Maloney's amendment, co-sponsored with Rep. Scott Garrett, a New Jersey Republican, would exempt from the independent audit requirement entirely those publicly-traded firms with market capitalization less than $75 million.

But it's just those firms that need the extra set of eyes checking their numbers, investors argue.

"The need for strong internal controls is particularly important for the generally riskier smaller public companies that would be the beneficiaries of any exemption," wrote Jeff Mahoney, general counsel for the Council of Institutional Investors, a nonprofit association of public, union and corporate pension funds with combined assets that exceed $3 trillion.

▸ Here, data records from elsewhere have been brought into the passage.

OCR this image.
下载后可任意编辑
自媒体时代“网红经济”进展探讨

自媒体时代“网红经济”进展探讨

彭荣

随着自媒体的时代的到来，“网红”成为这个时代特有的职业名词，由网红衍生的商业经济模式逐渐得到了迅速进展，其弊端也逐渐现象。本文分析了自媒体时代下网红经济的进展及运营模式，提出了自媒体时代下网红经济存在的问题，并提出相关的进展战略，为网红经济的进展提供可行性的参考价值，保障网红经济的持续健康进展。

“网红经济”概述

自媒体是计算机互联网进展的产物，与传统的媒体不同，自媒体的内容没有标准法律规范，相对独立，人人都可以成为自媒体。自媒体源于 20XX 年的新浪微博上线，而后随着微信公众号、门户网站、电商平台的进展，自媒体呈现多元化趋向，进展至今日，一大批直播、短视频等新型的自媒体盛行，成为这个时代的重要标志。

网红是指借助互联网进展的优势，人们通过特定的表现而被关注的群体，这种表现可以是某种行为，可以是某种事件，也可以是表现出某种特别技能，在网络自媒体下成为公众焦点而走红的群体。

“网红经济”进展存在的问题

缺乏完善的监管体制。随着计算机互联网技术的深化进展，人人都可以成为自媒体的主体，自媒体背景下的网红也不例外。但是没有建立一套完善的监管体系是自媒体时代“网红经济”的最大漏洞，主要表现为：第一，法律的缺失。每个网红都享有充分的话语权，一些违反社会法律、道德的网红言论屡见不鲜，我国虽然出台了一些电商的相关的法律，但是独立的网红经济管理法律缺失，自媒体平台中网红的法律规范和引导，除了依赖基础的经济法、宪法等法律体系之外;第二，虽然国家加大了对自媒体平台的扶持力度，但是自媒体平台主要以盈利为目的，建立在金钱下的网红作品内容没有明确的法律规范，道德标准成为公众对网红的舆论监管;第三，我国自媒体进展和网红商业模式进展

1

Roper of the Consumer Federation of America said the amendment is "worse than I would have expected from [Congresswoman] Maloney."

Maloney could not immediately be reached for comment late Monday.

Though these firms are required to obtain outside audits, the SEC has granted them annual deferrals from complying with the law for the last seven years. The latest deferral was granted earlier this month, though the SEC said, in effect, that this was the last one.

"Why would anyone come out and propose that we keep this hidden?" Turner asked. If enacted, the amendments would shield "thousands of companies across the U.S." from effective oversight, he added.

"It makes all the sense in the world to make sure these companies have good internal controls, and to have a different set of eyes to make sure it really does exist," Turner said.

"Why would you want to hide that from investors?"